NEW DELHI (Reuters) – India’s capital is set to lift a weekend curfew and allow private offices to be partially staffed after a fall in new COVID-19 infections, a city government official said on Friday.
The number of new cases in Delhi has more than halved from a peak of 28,867 on Jan. 13 and more than 80% of COVID beds across the city’s hospitals were unoccupied, according to government data.
“In view of the declining cases of corona, Chief Minister Arvind Kejriwal approved the proposal,” the official, who declined to be identified, said of a suggestion from authorities that the weekend curfew be scrapped.
The city’s lieutenant governor, who must sign off on the city government’s executive decisions, was expected to review the proposal and clear the way for its formal approval later on Friday.
Delhi has been one of the centres of India’s coronavirus pandemic for the past two years and has endured various lockdowns and curfews over different waves of infection.

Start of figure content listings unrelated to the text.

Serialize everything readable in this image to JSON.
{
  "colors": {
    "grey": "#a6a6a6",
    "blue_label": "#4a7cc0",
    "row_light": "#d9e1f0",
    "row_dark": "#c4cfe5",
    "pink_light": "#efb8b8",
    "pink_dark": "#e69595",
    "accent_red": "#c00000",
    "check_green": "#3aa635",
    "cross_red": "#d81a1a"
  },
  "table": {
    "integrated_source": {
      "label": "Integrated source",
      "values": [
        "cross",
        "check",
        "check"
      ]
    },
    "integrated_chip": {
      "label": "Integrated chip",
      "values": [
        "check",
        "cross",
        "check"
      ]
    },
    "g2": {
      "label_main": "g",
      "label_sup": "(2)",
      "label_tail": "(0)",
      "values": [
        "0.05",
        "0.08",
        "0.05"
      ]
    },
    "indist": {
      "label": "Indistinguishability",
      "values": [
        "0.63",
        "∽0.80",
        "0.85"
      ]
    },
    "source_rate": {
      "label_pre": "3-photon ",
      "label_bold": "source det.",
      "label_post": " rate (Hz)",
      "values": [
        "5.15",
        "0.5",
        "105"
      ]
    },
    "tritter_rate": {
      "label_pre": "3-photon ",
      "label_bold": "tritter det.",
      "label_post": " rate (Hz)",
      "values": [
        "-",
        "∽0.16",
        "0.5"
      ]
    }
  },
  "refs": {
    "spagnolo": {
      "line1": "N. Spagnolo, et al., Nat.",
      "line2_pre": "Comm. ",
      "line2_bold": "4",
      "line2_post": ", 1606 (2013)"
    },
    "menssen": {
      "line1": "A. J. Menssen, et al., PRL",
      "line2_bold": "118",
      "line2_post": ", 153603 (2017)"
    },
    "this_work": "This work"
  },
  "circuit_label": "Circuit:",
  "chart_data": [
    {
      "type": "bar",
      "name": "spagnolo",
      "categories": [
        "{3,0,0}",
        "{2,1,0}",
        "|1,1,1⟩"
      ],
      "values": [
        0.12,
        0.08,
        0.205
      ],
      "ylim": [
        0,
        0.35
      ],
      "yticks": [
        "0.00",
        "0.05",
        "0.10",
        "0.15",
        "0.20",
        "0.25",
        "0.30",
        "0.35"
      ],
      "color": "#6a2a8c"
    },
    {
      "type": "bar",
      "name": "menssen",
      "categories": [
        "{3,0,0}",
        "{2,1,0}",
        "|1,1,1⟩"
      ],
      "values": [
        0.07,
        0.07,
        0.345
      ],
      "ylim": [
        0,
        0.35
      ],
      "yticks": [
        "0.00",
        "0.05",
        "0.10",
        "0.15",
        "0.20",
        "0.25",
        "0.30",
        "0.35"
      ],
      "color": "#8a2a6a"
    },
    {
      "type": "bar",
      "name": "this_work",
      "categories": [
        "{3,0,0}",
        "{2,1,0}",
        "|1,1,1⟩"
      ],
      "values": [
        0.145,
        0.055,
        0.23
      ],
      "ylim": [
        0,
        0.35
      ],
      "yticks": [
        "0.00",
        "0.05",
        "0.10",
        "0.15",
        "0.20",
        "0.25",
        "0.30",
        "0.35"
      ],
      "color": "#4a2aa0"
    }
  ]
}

The city imposed the curfew on Jan. 4 and ordered schools and restaurants to close as infections caused by the highly transmissible Omicron variant surged.
It was not clear if those curbs and a night curfew on weekdays would also be scrapped.
Frustrated Delhi shopkeepers protested on the streets this week, demanding that curbs be lifted.
City officials have said most recent coronavirus infections have been mild with most people recovering at home.
The financial hub of Mumbai has also been reporting big falls in infections since hitting a peak earlier in the month.